From Jenkem Magazine: http://www.jenkemmag.com/home/2013/03/18/is-skateboarding-ready-to-openly-embrace-a-transgender-skater/
Sam Mcguire
March 18, 2013
Is skateboarding ready to embrace an open member of the LGBT community?A few years ago I would have answered the following question with a definite no. Shit, even finding a home for this story would have proved difficult, if not impossible. For something as open minded and progressive as skateboarding it surprises people that this subject still remains taboo in so much of it.
More recently, however, as LGBT (lesbian, gay, bisexual, and transgender) topics have come up on trips, in hotels, in vans – there’s a discussion, rather than a few awkward exchanges until someone changes the subject. These days, I hear more and more as people talk about a lesbian aunt, gay neighbor or transgendered friend. Which begs the question, “Does anyone really care?” And if they don’t, I think it’s time to be vocal about it and ask the opening question again. Is the skate community ready to openly embrace someone from the LGBT community?

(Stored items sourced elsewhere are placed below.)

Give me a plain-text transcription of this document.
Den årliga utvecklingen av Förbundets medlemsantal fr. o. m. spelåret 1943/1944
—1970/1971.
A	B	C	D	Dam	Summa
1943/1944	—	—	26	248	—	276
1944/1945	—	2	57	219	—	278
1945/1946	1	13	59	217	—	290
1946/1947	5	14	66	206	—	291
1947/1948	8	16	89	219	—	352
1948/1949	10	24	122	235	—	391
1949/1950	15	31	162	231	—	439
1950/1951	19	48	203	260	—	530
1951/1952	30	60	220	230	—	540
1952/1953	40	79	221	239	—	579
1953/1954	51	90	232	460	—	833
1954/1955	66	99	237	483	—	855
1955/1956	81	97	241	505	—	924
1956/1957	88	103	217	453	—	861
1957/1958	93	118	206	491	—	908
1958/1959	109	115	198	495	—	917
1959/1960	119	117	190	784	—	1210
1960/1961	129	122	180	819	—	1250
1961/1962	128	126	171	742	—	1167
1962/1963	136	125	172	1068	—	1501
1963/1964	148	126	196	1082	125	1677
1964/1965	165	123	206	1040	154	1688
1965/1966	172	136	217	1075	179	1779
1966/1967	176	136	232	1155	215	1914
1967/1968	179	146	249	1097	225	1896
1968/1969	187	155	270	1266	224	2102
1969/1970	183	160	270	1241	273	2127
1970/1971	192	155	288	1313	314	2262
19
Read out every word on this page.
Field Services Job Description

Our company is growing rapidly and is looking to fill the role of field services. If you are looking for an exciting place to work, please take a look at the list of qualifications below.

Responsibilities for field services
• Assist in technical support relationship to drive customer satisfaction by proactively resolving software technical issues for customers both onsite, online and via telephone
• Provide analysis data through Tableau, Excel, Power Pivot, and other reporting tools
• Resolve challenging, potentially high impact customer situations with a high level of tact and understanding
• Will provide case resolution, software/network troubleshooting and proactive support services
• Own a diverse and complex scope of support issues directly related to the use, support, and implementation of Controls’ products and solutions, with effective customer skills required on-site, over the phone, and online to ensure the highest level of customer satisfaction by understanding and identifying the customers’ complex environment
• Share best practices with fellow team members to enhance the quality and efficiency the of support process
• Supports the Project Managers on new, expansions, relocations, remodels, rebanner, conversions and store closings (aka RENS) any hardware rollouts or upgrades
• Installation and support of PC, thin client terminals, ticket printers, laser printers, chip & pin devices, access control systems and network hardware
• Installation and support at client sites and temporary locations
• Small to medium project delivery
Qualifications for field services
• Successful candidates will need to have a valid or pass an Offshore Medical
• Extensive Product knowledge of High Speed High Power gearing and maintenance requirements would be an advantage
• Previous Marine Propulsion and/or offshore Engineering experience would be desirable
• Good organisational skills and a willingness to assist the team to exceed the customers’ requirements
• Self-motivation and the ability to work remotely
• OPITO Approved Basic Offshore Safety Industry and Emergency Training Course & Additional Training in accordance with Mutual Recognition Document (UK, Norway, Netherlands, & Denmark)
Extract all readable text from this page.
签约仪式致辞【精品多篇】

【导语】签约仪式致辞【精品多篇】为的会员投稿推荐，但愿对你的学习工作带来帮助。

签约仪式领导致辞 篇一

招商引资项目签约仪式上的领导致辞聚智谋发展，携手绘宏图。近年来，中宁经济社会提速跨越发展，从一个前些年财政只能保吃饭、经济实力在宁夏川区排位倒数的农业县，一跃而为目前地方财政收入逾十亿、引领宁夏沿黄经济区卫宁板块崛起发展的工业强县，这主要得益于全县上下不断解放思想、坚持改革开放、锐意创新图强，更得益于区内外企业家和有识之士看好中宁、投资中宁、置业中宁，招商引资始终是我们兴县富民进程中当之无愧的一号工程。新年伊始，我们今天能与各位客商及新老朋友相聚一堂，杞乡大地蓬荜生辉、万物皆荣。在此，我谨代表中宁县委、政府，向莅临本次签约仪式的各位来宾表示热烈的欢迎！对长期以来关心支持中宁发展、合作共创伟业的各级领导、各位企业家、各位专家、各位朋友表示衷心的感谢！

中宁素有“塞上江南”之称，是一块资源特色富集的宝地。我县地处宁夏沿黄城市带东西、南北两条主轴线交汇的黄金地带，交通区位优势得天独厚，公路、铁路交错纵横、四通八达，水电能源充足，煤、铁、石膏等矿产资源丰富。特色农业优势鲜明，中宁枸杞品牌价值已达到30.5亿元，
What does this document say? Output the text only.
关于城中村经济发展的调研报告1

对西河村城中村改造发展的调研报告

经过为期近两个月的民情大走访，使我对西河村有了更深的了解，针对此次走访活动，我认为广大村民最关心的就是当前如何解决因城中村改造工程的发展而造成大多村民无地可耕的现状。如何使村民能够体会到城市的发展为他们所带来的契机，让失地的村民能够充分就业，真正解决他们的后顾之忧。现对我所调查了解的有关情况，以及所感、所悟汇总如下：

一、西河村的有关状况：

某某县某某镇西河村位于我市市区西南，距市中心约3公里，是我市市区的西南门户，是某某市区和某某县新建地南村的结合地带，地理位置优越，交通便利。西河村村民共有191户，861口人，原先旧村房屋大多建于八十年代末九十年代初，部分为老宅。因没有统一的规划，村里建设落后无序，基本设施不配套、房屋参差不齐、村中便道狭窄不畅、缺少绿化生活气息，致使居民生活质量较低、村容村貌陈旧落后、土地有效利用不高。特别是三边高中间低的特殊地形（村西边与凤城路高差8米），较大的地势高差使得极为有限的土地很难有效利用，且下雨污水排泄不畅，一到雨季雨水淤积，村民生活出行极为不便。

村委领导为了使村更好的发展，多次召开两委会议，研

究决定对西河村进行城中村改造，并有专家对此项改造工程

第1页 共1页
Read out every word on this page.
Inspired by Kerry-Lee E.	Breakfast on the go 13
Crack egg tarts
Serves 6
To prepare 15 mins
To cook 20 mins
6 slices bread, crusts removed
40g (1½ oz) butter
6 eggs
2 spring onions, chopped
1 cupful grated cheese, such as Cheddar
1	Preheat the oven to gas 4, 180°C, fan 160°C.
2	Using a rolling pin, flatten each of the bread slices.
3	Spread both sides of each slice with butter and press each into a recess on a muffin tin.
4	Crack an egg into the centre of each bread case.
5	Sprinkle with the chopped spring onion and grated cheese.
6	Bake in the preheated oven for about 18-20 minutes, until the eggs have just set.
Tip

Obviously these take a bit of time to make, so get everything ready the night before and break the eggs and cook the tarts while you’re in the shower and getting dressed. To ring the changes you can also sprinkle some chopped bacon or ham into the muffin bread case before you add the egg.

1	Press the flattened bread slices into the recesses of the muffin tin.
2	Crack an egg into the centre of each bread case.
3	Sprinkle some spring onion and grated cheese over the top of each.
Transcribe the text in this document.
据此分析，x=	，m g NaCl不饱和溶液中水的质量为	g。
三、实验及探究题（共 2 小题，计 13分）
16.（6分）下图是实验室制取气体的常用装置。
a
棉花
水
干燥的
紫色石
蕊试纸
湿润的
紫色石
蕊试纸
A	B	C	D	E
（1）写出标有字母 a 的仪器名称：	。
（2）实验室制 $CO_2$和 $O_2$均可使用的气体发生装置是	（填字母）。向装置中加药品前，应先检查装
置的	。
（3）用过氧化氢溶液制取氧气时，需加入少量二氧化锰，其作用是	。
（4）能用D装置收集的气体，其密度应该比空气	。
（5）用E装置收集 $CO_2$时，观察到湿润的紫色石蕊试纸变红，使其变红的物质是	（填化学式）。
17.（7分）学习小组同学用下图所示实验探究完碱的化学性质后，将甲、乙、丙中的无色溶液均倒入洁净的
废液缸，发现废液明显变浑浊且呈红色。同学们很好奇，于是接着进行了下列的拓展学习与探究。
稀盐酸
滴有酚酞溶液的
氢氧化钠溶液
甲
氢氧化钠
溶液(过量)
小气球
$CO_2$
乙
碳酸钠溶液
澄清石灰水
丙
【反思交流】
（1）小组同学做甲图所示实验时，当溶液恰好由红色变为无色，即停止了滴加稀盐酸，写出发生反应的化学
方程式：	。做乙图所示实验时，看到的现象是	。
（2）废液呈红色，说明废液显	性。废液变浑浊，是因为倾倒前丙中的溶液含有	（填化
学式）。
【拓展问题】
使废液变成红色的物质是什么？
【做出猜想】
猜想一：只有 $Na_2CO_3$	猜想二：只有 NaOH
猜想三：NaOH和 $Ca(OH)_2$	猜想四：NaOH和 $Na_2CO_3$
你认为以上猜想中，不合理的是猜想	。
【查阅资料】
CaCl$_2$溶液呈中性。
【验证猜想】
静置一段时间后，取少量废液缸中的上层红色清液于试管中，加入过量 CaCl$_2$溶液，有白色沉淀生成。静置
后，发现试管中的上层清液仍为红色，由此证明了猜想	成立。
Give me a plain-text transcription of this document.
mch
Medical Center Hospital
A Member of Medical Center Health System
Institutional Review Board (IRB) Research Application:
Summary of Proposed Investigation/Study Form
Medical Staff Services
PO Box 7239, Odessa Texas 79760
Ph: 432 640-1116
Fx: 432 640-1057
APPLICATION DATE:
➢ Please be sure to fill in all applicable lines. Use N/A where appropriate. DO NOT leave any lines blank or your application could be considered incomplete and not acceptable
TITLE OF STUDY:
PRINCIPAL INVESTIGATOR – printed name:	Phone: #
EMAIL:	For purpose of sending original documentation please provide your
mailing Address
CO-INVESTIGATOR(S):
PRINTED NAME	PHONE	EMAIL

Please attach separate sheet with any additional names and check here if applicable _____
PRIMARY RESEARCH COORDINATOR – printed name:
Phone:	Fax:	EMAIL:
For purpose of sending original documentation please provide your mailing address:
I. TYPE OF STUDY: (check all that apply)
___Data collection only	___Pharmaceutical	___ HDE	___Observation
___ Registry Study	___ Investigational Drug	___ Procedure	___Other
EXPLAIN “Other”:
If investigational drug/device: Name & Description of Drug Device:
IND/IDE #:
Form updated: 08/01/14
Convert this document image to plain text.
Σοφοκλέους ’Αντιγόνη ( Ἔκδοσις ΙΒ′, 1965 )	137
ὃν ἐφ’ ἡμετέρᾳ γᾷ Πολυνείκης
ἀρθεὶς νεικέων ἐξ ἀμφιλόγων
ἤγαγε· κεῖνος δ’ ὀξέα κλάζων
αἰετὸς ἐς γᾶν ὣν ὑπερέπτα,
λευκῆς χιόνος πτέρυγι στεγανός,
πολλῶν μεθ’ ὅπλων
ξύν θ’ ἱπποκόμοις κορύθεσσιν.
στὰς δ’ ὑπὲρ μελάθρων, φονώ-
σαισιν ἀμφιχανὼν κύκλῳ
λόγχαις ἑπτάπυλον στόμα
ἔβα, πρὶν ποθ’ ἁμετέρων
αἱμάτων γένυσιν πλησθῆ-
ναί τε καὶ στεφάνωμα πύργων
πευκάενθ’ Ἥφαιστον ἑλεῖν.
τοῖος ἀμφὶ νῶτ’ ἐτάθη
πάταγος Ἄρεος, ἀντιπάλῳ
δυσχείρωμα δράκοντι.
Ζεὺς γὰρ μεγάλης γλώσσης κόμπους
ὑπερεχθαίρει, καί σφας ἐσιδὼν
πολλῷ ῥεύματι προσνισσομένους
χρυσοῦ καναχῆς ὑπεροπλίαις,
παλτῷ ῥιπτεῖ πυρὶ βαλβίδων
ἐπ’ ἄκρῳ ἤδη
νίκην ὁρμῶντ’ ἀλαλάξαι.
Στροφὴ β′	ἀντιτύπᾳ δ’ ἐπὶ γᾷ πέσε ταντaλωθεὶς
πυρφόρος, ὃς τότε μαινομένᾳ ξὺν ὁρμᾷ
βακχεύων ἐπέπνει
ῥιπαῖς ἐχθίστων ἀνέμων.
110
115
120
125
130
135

I think so. I think it’s just waiting for someone to step up to the plate.
Welcome Hillary Thompson.
It was pouring when I pulled up to the strip mall to meet Hillary for lunch. We had talked for about year on Facebook. A few messages back and forth about things and a handful of, “shoulds,” until one day I put a date out there. She obliged and well, there we were. Meeting.
Hillary was born September 10th in Raleigh, NC, the middle child of 3. Raleigh if you haven’t been, is a mid-sized liberal city located in a southern conservative state. It was there where two life-changing things happened when she was around 4 or 5 years old.
First, she started skating. Her first board was a single kicktail with big plastic wheels and it was love at first sight. The cool kids at the end of the block were doing it, only they had wide boards, 80’s style and they could do ollie’s and kickflips. Naturally, she wanted to be cool too. “They were like, 13-14, which was old compared to me so they would go off and do cool teen stuff and I would kinda just skate around the block. But I wanted to be like them,” Hillary says, describing her eagerness to skate. Her younger brother started to skate with her shortly after.
The second big event happened around the same time and this is where society’s imposed ideas of sex, gender and sexuality started to cause some issues for Hillary. Although society defines gender by one’s anatomy at birth, some people physically born boys or girls, don’t always feel like them. “I was naive then and I just assumed, well, yeah, of course I’m just gonna grow up and be a woman, that’s how it works. That’s who I am.”